Horne: She might be the one that people didn’t know before, but remember the most.

Steve Pemberton.

Horne: He’s a proper comedy legend in the U.K. He’s done stuff since before we’d started, and also does mainstream stuff. He’s probably this elder statesman, but he’s a really silly little boy as well, which is great.

Davies: What I didn’t expect about him is for him to be quite so British and charming and mannered, because if you know Steve’s work, he’s played so many grotesques. He’s played so many terrifying, murderous characters, and characters that would chill you to the bone with their creepiness. And what you’re faced with is actually a very charming British gentleman who’s very clever and creative.

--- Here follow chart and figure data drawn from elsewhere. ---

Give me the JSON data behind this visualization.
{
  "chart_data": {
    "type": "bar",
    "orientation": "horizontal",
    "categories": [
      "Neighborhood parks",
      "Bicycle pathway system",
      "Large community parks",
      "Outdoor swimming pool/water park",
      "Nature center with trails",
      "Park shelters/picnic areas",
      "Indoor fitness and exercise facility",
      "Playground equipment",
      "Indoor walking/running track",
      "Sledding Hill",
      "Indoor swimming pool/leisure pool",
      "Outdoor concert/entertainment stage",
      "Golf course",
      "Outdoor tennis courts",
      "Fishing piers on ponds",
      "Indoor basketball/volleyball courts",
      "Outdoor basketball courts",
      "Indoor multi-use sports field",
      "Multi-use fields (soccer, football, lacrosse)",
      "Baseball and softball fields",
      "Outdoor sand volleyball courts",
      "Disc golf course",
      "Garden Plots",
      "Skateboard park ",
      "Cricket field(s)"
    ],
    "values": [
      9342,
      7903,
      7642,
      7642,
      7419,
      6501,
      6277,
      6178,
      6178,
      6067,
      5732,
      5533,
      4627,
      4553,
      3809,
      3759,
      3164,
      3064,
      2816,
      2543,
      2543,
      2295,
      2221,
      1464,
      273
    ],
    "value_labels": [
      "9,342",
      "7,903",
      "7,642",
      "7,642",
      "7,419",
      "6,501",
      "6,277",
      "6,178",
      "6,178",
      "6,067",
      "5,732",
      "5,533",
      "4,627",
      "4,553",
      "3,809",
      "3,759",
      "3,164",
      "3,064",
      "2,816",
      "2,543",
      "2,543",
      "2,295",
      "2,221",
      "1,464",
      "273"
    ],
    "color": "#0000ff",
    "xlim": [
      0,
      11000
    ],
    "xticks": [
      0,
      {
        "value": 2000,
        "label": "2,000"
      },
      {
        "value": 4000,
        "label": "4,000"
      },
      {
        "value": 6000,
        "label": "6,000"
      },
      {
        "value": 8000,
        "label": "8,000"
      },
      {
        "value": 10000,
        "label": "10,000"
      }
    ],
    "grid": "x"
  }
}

Horne: Very thoughtful with his prize task submissions, where he shone so well, because he really took his time and did things that no one else has ever done.

Davies: And often wrote beautiful prose and poetry as part of a response to a task, which no one’s expecting on this show.

Junior Taskmaster has wrapped its studio filming dates. I know this isn’t a show where either of you is on camera, but can you tell us anything else about it, Alex?

Horne: I was there for everything, and it’s very different to the main show. Rose Matafeo is her own version of a Taskmaster and isn’t trying to ape Greg in any way. And Mike (Wozniak, as the Taskmaster’s Assistant) is himself as well. And the two of them have a different relationship. They’re much sweeter with each other. She’s lovely. And the children are children, which is the best thing about it. You see kids, not on screens, interacting with each other. Sometimes they’re funny, but they’re not on purpose. They’re not stand-ups. There’s some really heartwarming moments. There are really funny moments. And it’s not a talent show. At the end, we do crown a child the winner, which means there’s 24 kids who’ve lost, but that’s fine. It’s not a Simon Cowell thing. They’ve really embraced the fact that only one person wins. Most of them look like fools at times, but I think it’s good.

Davies: A little Easter egg to your readers: One of the children dropped out last minute. We had to replace them with a 53-year-old cameraman.

Horne: Heavily made up.

Davies: And we did that with makeup. So just something for people to keep an eye out for.

Horne: But two or three foot taller than the others.

Davies: In the end, they put his shoes on his knees.

Horne: And that did work better than you thought it was going to. Have a look. If you can spot him, yeah, that’d be amazing.

There are now over a dozen international versions of the show. Has there ever been talk of a special in which the Taskmasters play as contestants?

Horne: There’s been a lot of talk on the internet.

But you would never do it.

Horne: I would love to be a contestant on the New Zealand version.

Davies: I wouldn’t. And I’ll tell you this, if I ever meet another Taskmaster, my attitude is very much “There can be only one.” And that isn’t going to end well. And I’d like to get that out into the press in case any of them try and reach out to me.

Horne: Whereas I’m very much the opposite and see them as my little friends.

Davies: I’ll tell you now, I will destroy anyone who comes near me claiming to be the Taskmaster. I will destroy them.